Le lendemain du monde
Olivier Cotte et Xavier Coste
En album, quête initiatique, fable spéculative et véritable thriller…
Paru en 1899, Au cœur des ténèbres
de Joseph Conrad décontenança le lectorat. Cette longue nouvelle mettait en
scène une Afrique trouble, peuplée des personnages, autant les Blancs que les
Noirs, ambigus et peu recommandables. Brûlot anticolonialiste pour les uns,
œuvre aux relents de racisme pour les autres, cette fine et étrange étude
psychologique est devenue depuis un classique de la littérature anglo-saxonne.

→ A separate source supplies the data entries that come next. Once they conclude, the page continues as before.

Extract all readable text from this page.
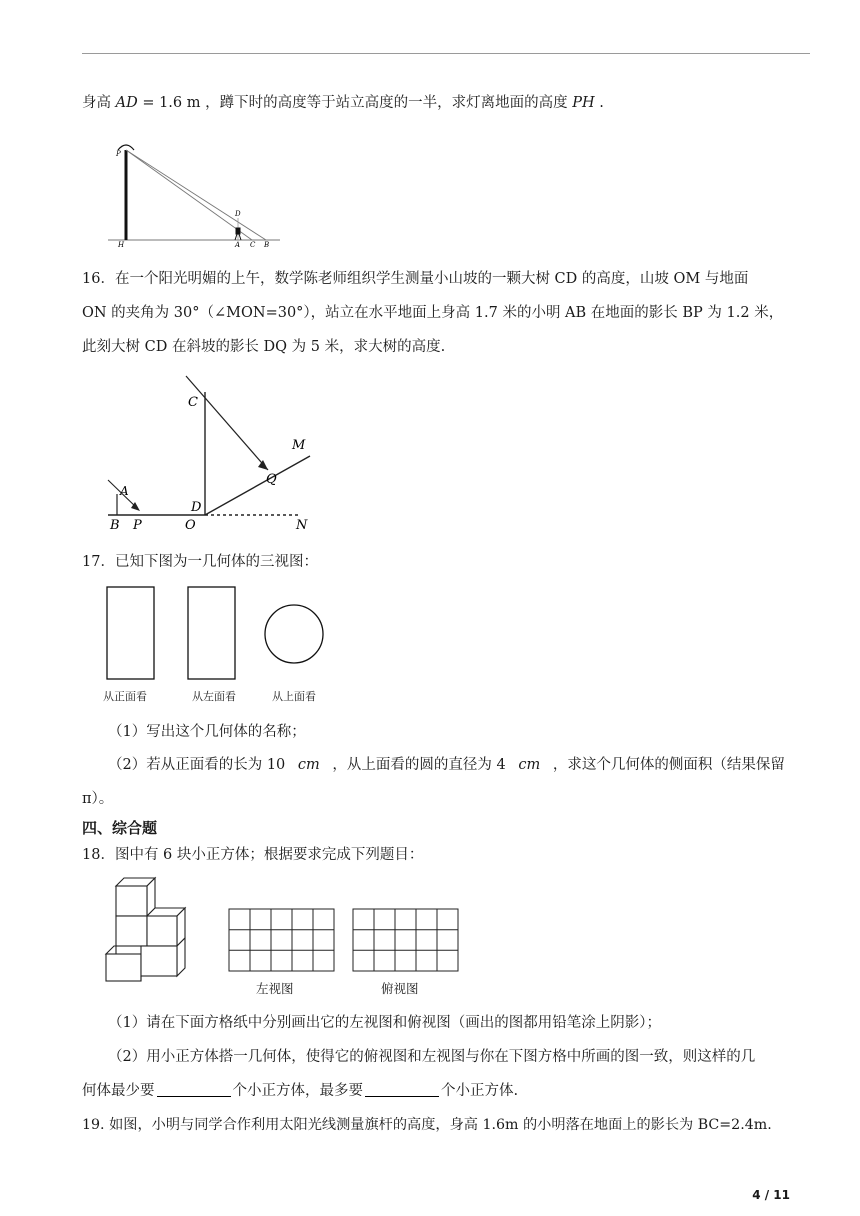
身高 AD = 1.6 m ，蹲下时的高度等于站立高度的一半，求灯离地面的高度 PH .
P
D
H	A C B
16．在一个阳光明媚的上午，数学陈老师组织学生测量小山坡的一颗大树 CD 的高度，山坡 OM 与地面
ON 的夹角为 30°（∠MON=30°），站立在水平地面上身高 1.7 米的小明 AB 在地面的影长 BP 为 1.2 米，
此刻大树 CD 在斜坡的影长 DQ 为 5 米，求大树的高度.
C
M
A
Q
D
B P	O	N
17．已知下图为一几何体的三视图：
从正面看	从左面看	从上面看
（1）写出这个几何体的名称；
（2）若从正面看的长为 10 cm ，从上面看的圆的直径为 4 cm ，求这个几何体的侧面积（结果保留
π）。
四、综合题
18．图中有 6 块小正方体；根据要求完成下列题目：
左视图	俯视图
（1）请在下面方格纸中分别画出它的左视图和俯视图（画出的图都用铅笔涂上阴影）；
（2）用小正方体搭一几何体，使得它的俯视图和左视图与你在下图方格中所画的图一致，则这样的几
何体最少要	个小正方体，最多要	个小正方体.
19. 如图，小明与同学合作利用太阳光线测量旗杆的高度，身高 1.6m 的小明落在地面上的影长为 BC=2.4m.
4 / 11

Le texte a également inspiré de nombreuses adaptations. Xavier Coste et Olivier
Cotte « s’attaquent » à leur tour au délicat travail de
retranscription et de modernisation avec Le lendemain du monde.
Situé
dans un futur proche alors qu’un virus informatique a rendu impossible
l’utilisation de l’électricité, l’album rejoue la trajectoire fluviale de
Charles Marlow renommé James Graham Keran à cette occasion. Celui-ci s’embarque
à la recherche de la source supposée de la catastrophe qui paralyse la planète
: Allan Trickster, le codeur à l’origine du programme criminel. La rumeur
raconte que ce dernier vivrait dans une cité perdue au fin fond du Continent
noir. Pour atteindre son but, l’ancien soldat, dont la mission est clairement
d’éliminer cet individu et ses serveurs, va devoir traverser des territoires
anarchiques, tenter de survivre au milieu de populations fanatisées et échapper
à des agents concurrents.
Le scénario d’Olivier Cotte met les peurs engendrées par la généralisation des intelligences artificielles au centre du débat.
Entre
mini-discussions éthiques et scènes chocs fantasmagoriques, le héros remonte un
fleuve aux eaux poisseuses et méphitiques. L’atmosphère pesante du texte
original est impeccablement reprise et la traversée n’offre que peu d’espoir à
ses habitants.
Pour
rendre cette épopée implacable, Xavier Coste sort le grand jeu. Le trait acéré
et réaliste passe à un expressionnisme inquiétant dès que la nuit tombe et
glisse même dans l’abstraction quand l’esprit capitule, écrasé par des forces
inconnues. Le résultat reste d’une parfaite clarté.
Quête initiatique, fable spéculative et véritable thriller d’aventure en même temps, Le lendemain du monde est une réussite et n’a en rien à rougir face aux précédentes relectures du roman de Conrad.